Hervé P
Unité de Greffe de moelle osseuse, Hôpital Jean-Minjoz, Besançon.
Presse Med. 1987 Nov 28;16(40):2019-25.
Depletion of T-cells in allogenic bone marrow transplants by means of immunological or immunophysical methods has proved highly successful in preventing acute and chronic graft-versus-host disease (GvH) (less than 10% GvH above grade II, as opposed to 41% in historical series). However, T-cell depletion has been found to induce resistance to engraftment in 10 to 20% of the cases, and it may increase the incidence of relapses. Secondary complications can be prevented either by using in vivo monoclonal antibodies specific to the radio-resistant cells of the host, or by reinforced conditioning with a dual purpose: eradication of the residual immunocompetent cells in the host, and greater activity against the imperceptible tumoral mass. If subjects at high risk of GvH could be detected by means of predictive tests currently under evaluation, T-cell depletion could be reserved to that category of patients.

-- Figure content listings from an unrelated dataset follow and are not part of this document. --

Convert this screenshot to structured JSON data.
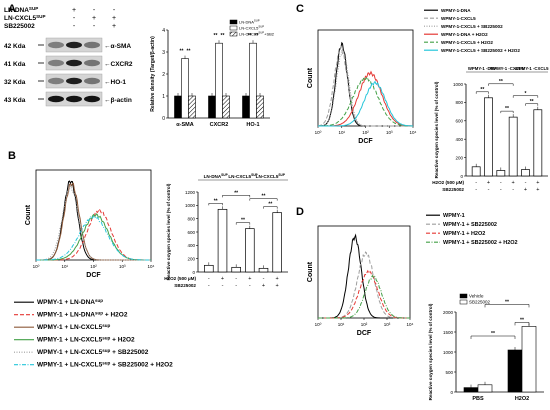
{
  "panel_labels": {
    "a": "A",
    "b": "B",
    "c": "C",
    "d": "D"
  },
  "panel_a": {
    "treatments": [
      {
        "label": "LN-DNA",
        "sup": "SUP",
        "signs": [
          "+",
          "-",
          "-"
        ]
      },
      {
        "label": "LN-CXCL5",
        "sup": "SUP",
        "signs": [
          "-",
          "+",
          "+"
        ]
      },
      {
        "label": "SB225002",
        "sup": "",
        "signs": [
          "-",
          "-",
          "+"
        ]
      }
    ],
    "blots": [
      {
        "kda": "42 Kda",
        "protein": "α-SMA"
      },
      {
        "kda": "41 Kda",
        "protein": "CXCR2"
      },
      {
        "kda": "32 Kda",
        "protein": "HO-1"
      },
      {
        "kda": "43 Kda",
        "protein": "β-actin"
      }
    ],
    "arrow": "←",
    "legend": [
      "LN-DNA^SUP",
      "LN-CXCL5^SUP",
      "LN-CXCL5^SUP+SB225002"
    ]
  },
  "chart_data": [
    {
      "panel": "A",
      "type": "bar",
      "categories": [
        "α-SMA",
        "CXCR2",
        "HO-1"
      ],
      "series": [
        {
          "name": "LN-DNA^SUP",
          "values": [
            1.0,
            1.0,
            1.0
          ]
        },
        {
          "name": "LN-CXCL5^SUP",
          "values": [
            2.7,
            3.4,
            3.4
          ]
        },
        {
          "name": "LN-CXCL5^SUP+SB225002",
          "values": [
            1.0,
            1.0,
            1.0
          ]
        }
      ],
      "ylabel": "Relative density (Target/β-actin)",
      "ylim": [
        0,
        4
      ],
      "yticks": [
        "0",
        "1",
        "2",
        "3",
        "4"
      ],
      "significance": [
        "**",
        "**",
        "**",
        "**",
        "**",
        "**"
      ]
    },
    {
      "panel": "B",
      "type": "bar",
      "group_labels": [
        "LN-DNA^SUP",
        "LN-CXCL5^SUP",
        "LN-CXCL5^SUP"
      ],
      "conditions": {
        "h2o2_label": "H2O2 (500 µM)",
        "sb_label": "SB225002",
        "h2o2": [
          "-",
          "+",
          "-",
          "+",
          "-",
          "+"
        ],
        "sb": [
          "-",
          "-",
          "-",
          "-",
          "+",
          "+"
        ]
      },
      "values": [
        100,
        940,
        70,
        650,
        55,
        890
      ],
      "ylabel": "Reactive oxygen species level (% of control)",
      "ylim": [
        0,
        1200
      ],
      "yticks": [
        "0",
        "200",
        "400",
        "600",
        "800",
        "1000",
        "1200"
      ],
      "significance": [
        "**",
        "**",
        "**",
        "**",
        "**"
      ]
    },
    {
      "panel": "C",
      "type": "bar",
      "group_labels": [
        "WPMY-1 -DNA",
        "WPMY-1 -CXCL5",
        "WPMY-1 -CXCL5"
      ],
      "conditions": {
        "h2o2_label": "H2O2 (500 µM)",
        "sb_label": "SB225002",
        "h2o2": [
          "-",
          "+",
          "-",
          "+",
          "-",
          "+"
        ],
        "sb": [
          "-",
          "-",
          "-",
          "-",
          "+",
          "+"
        ]
      },
      "values": [
        100,
        850,
        60,
        640,
        70,
        720
      ],
      "ylabel": "Reactive oxygen species level (% of control)",
      "ylim": [
        0,
        1000
      ],
      "yticks": [
        "0",
        "200",
        "400",
        "600",
        "800",
        "1000"
      ],
      "significance": [
        "**",
        "**",
        "**",
        "*",
        "**"
      ]
    },
    {
      "panel": "D",
      "type": "bar",
      "categories": [
        "PBS",
        "H2O2"
      ],
      "series": [
        {
          "name": "Vehicle",
          "values": [
            110,
            1050
          ]
        },
        {
          "name": "SB225002",
          "values": [
            180,
            1640
          ]
        }
      ],
      "ylabel": "Reactive oxygen species level (% of control)",
      "ylim": [
        0,
        2000
      ],
      "yticks": [
        "0",
        "500",
        "1000",
        "1500",
        "2000"
      ],
      "significance": [
        "**",
        "**",
        "**"
      ]
    }
  ],
  "histograms": {
    "xlabel": "DCF",
    "ylabel": "Count",
    "x_ticks": [
      "10⁰",
      "10¹",
      "10²",
      "10³",
      "10⁴"
    ],
    "b_legend": [
      {
        "text": "WPMY-1 + LN-DNA^sup",
        "color": "#000000",
        "dash": "solid"
      },
      {
        "text": "WPMY-1 + LN-DNA^sup + H2O2",
        "color": "#e53935",
        "dash": "dash"
      },
      {
        "text": "WPMY-1 + LN-CXCL5^sup",
        "color": "#8d5a3a",
        "dash": "solid"
      },
      {
        "text": "WPMY-1 + LN-CXCL5^sup + H2O2",
        "color": "#43a047",
        "dash": "solid"
      },
      {
        "text": "WPMY-1 + LN-CXCL5^sup + SB225002",
        "color": "#9e9e9e",
        "dash": "dot"
      },
      {
        "text": "WPMY-1 + LN-CXCL5^sup + SB225002 + H2O2",
        "color": "#26c6da",
        "dash": "dashdot"
      }
    ],
    "c_legend": [
      {
        "text": "WPMY-1-DNA",
        "color": "#000000",
        "dash": "solid"
      },
      {
        "text": "WPMY-1-CXCL5",
        "color": "#9e9e9e",
        "dash": "dash"
      },
      {
        "text": "WPMY-1-CXCL5 + SB225002",
        "color": "#9e9e9e",
        "dash": "dot"
      },
      {
        "text": "WPMY-1-DNA + H2O2",
        "color": "#e53935",
        "dash": "solid"
      },
      {
        "text": "WPMY-1-CXCL5 + H2O2",
        "color": "#43a047",
        "dash": "dash"
      },
      {
        "text": "WPMY-1-CXCL5 + SB225002 + H2O2",
        "color": "#26c6da",
        "dash": "solid"
      }
    ],
    "d_legend": [
      {
        "text": "WPMY-1",
        "color": "#000000",
        "dash": "solid"
      },
      {
        "text": "WPMY-1 + SB225002",
        "color": "#9e9e9e",
        "dash": "dash"
      },
      {
        "text": "WPMY-1 + H2O2",
        "color": "#e53935",
        "dash": "dash"
      },
      {
        "text": "WPMY-1 + SB225002 + H2O2",
        "color": "#43a047",
        "dash": "dashdot"
      }
    ]
  }
}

通过免疫或免疫物理方法清除同种异体骨髓移植中的T细胞,已被证明在预防急性和慢性移植物抗宿主病(GvH)方面非常成功(二级以上GvH发生率低于10%,而历史数据系列中为41%)。然而,已发现T细胞清除在10%至20%的病例中会诱导植入抗性,并且可能增加复发率。可以通过使用针对宿主抗辐射细胞的体内单克隆抗体,或通过强化预处理来预防继发性并发症,强化预处理有双重目的:根除宿主中残留的免疫活性细胞,并增强对难以察觉的肿瘤块的活性。如果能够通过目前正在评估的预测性测试检测出GvH高风险受试者,则可以将T细胞清除保留给该类患者。